Le Off de mon livre, c’est ce grand carnet dans lequel je notais des idées, des données, des évènements, des renseignement sur des personnages à partir desquels se bâtissait l’intrigue. Un jour, je travaillais sur un point, puis un autre jour, sur un autre, ce qui a fini par créer un réseau, comme une connexion en toile.
J’ai fini par réaliser que cette méthode, cette élaboration en étoile, allait constituer le livre même, qu’un peu à l’image de Pierrot le fou, le montage créerait l’action, les cuts conférant un rythme, une respiration (si possible) haletante au texte.
Dans tout livre, il y a le sujet apparent et l’autre, celui qui apparaît au second plan, derrière, à côté, dessous. Pour celui-ci, on a beaucoup parlé de transhumanisme, mais le vrai sujet à mes yeux, c’est la cavale d’Álvaro, un jeune prof mexicain, surdoué de l’informatique, en fuite après les tragiques événements d’Iguala, une nuit de septembre 2014 où quarante-trois étudiants ont été enlevés et assassinés par la police, et d’Adèle. Le passage central, c’est quand ils partent en voiture, qu’ils se réapproprient leurs corps. Quand ils se touchent l’un autre, quand ils retrouvent les éléments, la route, la terre.
Le cœur du livre c’est cela, comment se réapproprier son corps après son aliénation économique et politique.
S’il y a évidemment de moi dans chacun de mes personnages (ils sont ce que je voudrais être, une projection idéale de moi-même, ce que je suis un peu, ou ce que je ne voudrais pas être), je n’ai pas la rage d’Alvaro, mais elle me passionne, elle m’attire.

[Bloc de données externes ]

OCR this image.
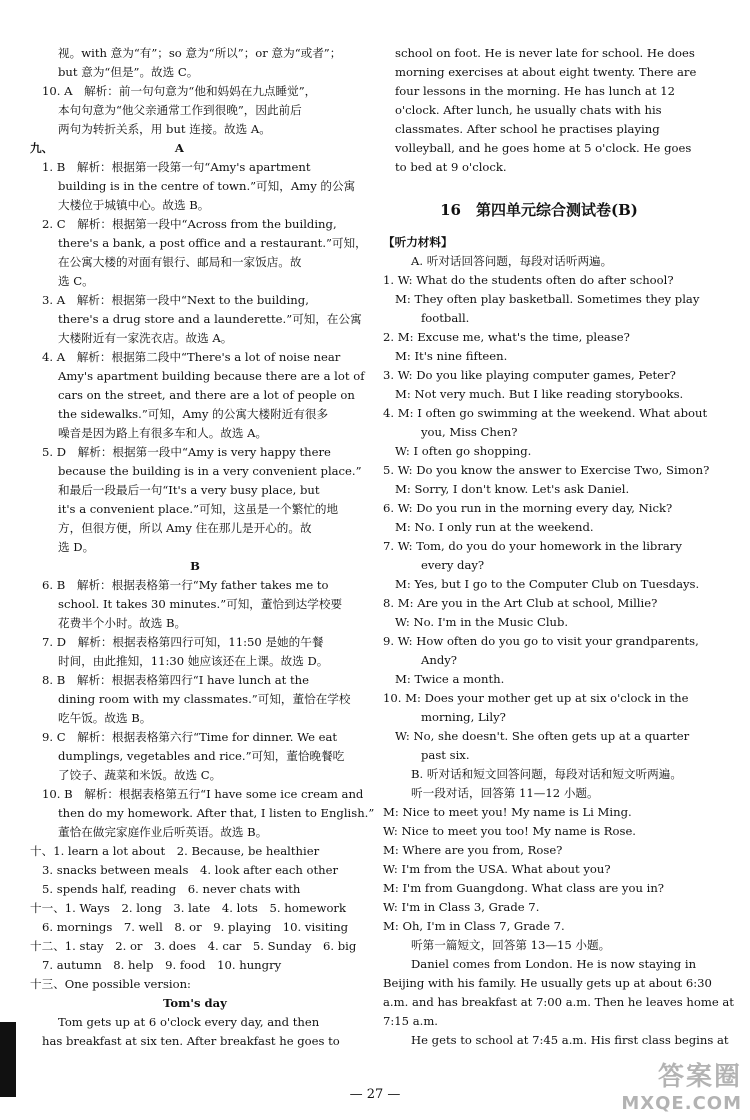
视。with 意为“有”；so 意为“所以”；or 意为“或者”；
but 意为“但是”。故选 C。
10. A　解析：前一句句意为“他和妈妈在九点睡觉”，
本句句意为“他父亲通常工作到很晚”，因此前后
两句为转折关系，用 but 连接。故选 A。
九、　　　　　　　　　　　A
1. B　解析：根据第一段第一句“Amy's apartment
building is in the centre of town.”可知，Amy 的公寓
大楼位于城镇中心。故选 B。
2. C　解析：根据第一段中“Across from the building,
there's a bank, a post office and a restaurant.”可知，
在公寓大楼的对面有银行、邮局和一家饭店。故
选 C。
3. A　解析：根据第一段中“Next to the building,
there's a drug store and a launderette.”可知，在公寓
大楼附近有一家洗衣店。故选 A。
4. A　解析：根据第二段中“There's a lot of noise near
Amy's apartment building because there are a lot of
cars on the street, and there are a lot of people on
the sidewalks.”可知，Amy 的公寓大楼附近有很多
噪音是因为路上有很多车和人。故选 A。
5. D　解析：根据第一段中“Amy is very happy there
because the building is in a very convenient place.”
和最后一段最后一句“It's a very busy place, but
it's a convenient place.”可知，这虽是一个繁忙的地
方，但很方便，所以 Amy 住在那儿是开心的。故
选 D。
B
6. B　解析：根据表格第一行“My father takes me to
school. It takes 30 minutes.”可知，董恰到达学校要
花费半个小时。故选 B。
7. D　解析：根据表格第四行可知，11:50 是她的午餐
时间，由此推知，11:30 她应该还在上课。故选 D。
8. B　解析：根据表格第四行“I have lunch at the
dining room with my classmates.”可知，董恰在学校
吃午饭。故选 B。
9. C　解析：根据表格第六行“Time for dinner. We eat
dumplings, vegetables and rice.”可知，董恰晚餐吃
了饺子、蔬菜和米饭。故选 C。
10. B　解析：根据表格第五行“I have some ice cream and
then do my homework. After that, I listen to English.”
董恰在做完家庭作业后听英语。故选 B。
十、1. learn a lot about　2. Because, be healthier
3. snacks between meals　4. look after each other
5. spends half, reading　6. never chats with
十一、1. Ways　2. long　3. late　4. lots　5. homework
6. mornings　7. well　8. or　9. playing　10. visiting
十二、1. stay　2. or　3. does　4. car　5. Sunday　6. big
7. autumn　8. help　9. food　10. hungry
十三、One possible version:
Tom's day
Tom gets up at 6 o'clock every day, and then
has breakfast at six ten. After breakfast he goes to
school on foot. He is never late for school. He does
morning exercises at about eight twenty. There are
four lessons in the morning. He has lunch at 12
o'clock. After lunch, he usually chats with his
classmates. After school he practises playing
volleyball, and he goes home at 5 o'clock. He goes
to bed at 9 o'clock.
16　第四单元综合测试卷(B)
【听力材料】
A. 听对话回答问题，每段对话听两遍。
1. W: What do the students often do after school?
M: They often play basketball. Sometimes they play
football.
2. M: Excuse me, what's the time, please?
M: It's nine fifteen.
3. W: Do you like playing computer games, Peter?
M: Not very much. But I like reading storybooks.
4. M: I often go swimming at the weekend. What about
you, Miss Chen?
W: I often go shopping.
5. W: Do you know the answer to Exercise Two, Simon?
M: Sorry, I don't know. Let's ask Daniel.
6. W: Do you run in the morning every day, Nick?
M: No. I only run at the weekend.
7. W: Tom, do you do your homework in the library
every day?
M: Yes, but I go to the Computer Club on Tuesdays.
8. M: Are you in the Art Club at school, Millie?
W: No. I'm in the Music Club.
9. W: How often do you go to visit your grandparents,
Andy?
M: Twice a month.
10. M: Does your mother get up at six o'clock in the
morning, Lily?
W: No, she doesn't. She often gets up at a quarter
past six.
B. 听对话和短文回答问题，每段对话和短文听两遍。
听一段对话，回答第 11—12 小题。
M: Nice to meet you! My name is Li Ming.
W: Nice to meet you too! My name is Rose.
M: Where are you from, Rose?
W: I'm from the USA. What about you?
M: I'm from Guangdong. What class are you in?
W: I'm in Class 3, Grade 7.
M: Oh, I'm in Class 7, Grade 7.
听第一篇短文，回答第 13—15 小题。
Daniel comes from London. He is now staying in
Beijing with his family. He usually gets up at about 6:30
a.m. and has breakfast at 7:00 a.m. Then he leaves home at
7:15 a.m.
He gets to school at 7:45 a.m. His first class begins at
— 27 —
答案圈
MXQE.COM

Mais le point commun le plus évident entre mes personnages et moi, et cela vaut pour tous mes romans, c’est peut-être leur désir de mouvement, d’ailleurs. L’ailleurs dans l’espace, mes personnages voyageant toujours, ou presque. Et l’ailleurs dans le temps. Mon action se passe en 2015, mais aussi en 1960 et en 2020. C’est cela écrire, essayer d’être partout et dans tous les époques à la fois.